Lion’s Head Mountain Scenic Area

Lion’s Head Mountain is located where the borders of Miaoli County’s Sanwan and Nanzhuang townships and Hsinchu County’s Emei Township intersect. Its main peak is 492 meters above sea level, it got its name because it looks like a lion’s head, and at its summit is a meteorological monitoring and communication relay station. In 2001, the Tourism Bureau under the Ministry of Transportation and Communications designated Lion’s Head Mountain along with Taichung’s Li Mountain and Changhua’s Bagua Mountain as the Tri-Mountain National Scenic Area (參山國家風景區), with an area of around 20,000 hectares.
Lion’s Head Mountain
(Credit of all photos: The website of Tri-Mountain National Scenic Area)

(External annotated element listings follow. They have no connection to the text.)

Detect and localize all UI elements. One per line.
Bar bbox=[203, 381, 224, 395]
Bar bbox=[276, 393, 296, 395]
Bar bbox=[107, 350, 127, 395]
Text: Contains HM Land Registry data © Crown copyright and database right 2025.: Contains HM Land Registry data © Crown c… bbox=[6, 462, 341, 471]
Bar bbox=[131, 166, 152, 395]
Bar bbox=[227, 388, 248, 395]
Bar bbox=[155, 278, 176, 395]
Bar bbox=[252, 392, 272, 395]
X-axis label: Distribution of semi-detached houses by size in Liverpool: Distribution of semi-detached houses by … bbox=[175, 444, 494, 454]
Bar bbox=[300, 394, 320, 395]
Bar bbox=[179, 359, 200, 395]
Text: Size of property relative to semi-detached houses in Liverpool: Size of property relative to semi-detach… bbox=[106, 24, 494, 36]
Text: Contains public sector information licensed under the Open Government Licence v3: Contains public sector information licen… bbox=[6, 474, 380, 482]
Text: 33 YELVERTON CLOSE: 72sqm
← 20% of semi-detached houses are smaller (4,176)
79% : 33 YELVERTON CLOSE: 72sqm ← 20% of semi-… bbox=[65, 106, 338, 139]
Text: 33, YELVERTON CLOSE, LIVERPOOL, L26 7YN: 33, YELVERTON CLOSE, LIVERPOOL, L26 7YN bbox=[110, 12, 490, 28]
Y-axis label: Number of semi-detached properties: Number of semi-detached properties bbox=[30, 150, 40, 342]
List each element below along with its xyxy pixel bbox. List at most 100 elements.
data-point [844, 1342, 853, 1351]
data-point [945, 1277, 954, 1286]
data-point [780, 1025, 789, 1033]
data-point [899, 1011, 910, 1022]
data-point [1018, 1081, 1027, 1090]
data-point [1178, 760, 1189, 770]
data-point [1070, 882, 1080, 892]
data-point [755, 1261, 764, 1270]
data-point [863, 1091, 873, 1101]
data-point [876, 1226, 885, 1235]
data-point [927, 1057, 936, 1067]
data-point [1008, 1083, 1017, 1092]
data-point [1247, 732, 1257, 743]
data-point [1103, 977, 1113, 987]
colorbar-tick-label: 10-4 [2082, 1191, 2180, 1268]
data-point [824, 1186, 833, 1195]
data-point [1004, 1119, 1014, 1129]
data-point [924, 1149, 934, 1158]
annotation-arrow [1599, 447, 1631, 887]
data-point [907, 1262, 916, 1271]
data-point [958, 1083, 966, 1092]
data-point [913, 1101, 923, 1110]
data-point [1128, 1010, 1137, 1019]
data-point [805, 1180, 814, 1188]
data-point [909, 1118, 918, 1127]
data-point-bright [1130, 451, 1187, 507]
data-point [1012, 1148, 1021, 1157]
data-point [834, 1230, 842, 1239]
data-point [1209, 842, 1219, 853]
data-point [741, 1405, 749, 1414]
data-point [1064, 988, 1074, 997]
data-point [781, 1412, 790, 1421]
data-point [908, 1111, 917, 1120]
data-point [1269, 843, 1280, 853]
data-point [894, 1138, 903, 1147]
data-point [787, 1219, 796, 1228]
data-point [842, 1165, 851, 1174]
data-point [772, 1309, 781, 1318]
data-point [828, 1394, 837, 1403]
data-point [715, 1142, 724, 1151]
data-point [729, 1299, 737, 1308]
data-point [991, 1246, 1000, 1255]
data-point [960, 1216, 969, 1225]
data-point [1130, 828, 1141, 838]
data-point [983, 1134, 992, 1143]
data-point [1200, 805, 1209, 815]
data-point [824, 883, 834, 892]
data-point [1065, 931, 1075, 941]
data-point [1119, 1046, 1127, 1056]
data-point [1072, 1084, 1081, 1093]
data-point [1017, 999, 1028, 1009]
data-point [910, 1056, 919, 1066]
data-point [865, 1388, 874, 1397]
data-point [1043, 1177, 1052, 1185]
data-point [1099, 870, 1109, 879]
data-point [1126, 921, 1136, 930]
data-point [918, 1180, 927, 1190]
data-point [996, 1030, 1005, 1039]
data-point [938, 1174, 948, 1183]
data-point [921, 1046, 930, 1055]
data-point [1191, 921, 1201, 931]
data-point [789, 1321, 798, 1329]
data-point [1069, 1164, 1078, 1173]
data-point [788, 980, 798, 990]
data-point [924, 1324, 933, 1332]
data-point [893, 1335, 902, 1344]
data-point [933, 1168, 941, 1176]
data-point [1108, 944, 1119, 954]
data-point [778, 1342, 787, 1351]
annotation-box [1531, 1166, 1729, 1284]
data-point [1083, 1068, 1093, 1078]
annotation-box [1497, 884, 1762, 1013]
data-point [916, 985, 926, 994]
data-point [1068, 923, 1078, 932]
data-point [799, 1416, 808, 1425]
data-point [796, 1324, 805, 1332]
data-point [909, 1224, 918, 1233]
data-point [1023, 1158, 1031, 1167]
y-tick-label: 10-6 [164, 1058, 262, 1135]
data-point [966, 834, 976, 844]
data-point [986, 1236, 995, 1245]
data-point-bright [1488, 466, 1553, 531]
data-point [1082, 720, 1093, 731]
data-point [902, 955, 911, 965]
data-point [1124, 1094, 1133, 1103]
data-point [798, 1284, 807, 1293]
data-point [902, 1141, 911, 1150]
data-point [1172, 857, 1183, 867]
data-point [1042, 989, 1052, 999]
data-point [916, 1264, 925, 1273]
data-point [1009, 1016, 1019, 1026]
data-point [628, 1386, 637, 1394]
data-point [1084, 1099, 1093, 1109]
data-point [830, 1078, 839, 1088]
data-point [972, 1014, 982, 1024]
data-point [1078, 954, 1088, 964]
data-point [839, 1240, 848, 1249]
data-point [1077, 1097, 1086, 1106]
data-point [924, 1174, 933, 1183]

Lion’s Head Mountain is known throughout Taiwan as a religious shrine, and it was listed early on among Taiwan’s 12 most celebrated scenic spots. From the late Qing period to the Japanese colonial era, Buddhist monks used the location’s ready-made natural cliff wall caves to build temples, and altogether there are 11 temples of different sizes. Among them, the Yuan Guang Temple, built in 1895, has the longest history. The Fan Yin Temple, built in 1902, was constructed at the bottom of Lion’s Head Mountain’s biggest natural cave, Shuilian Cave (水濂洞), where among the many temples it is the only one with a non-traditional temple architectural form. Lingxia Cave (靈霞洞), founded in 1917, is a stone temple built in a shallow cave whose most special feature is its baroque archway facade.
Yuan Guang Temple

Fan Yin Temple

Lingxia Cave

Lion’s Head Mountain Scenic Area also has many trails such as the Shishan Historic Trail and Tenping Trail that allow visitors to explore historical sites and enjoy the natural beauty. The most well known of them is the Shuilian Bridge Trail. Along this trail visitors can discover a landscape studded with potholes and also the hundred-year-old Nuomi (sticky rice) Bridge. This bridge was built in 1918, mainly out of stone – large rocks were cut into square bricks with sticky rice and sugar added to lime to make the cement. Built using the principles of mechanics to form an arch, the stone bridge’s overall shape and texture are simple and solid. In earlier times, before roads were opened on Lion’s Head Mountain, the bridge was an essential crossing point for residents of Beipu and Emei in Hsinchu coming and going between Nanzhuang on the Miaoli side.

As well as its fine natural scenery, Lion’s Head Mountain Scenic Area also boasts unique cultural attractions, making it an area of Hakka settlement that is well worth exploring.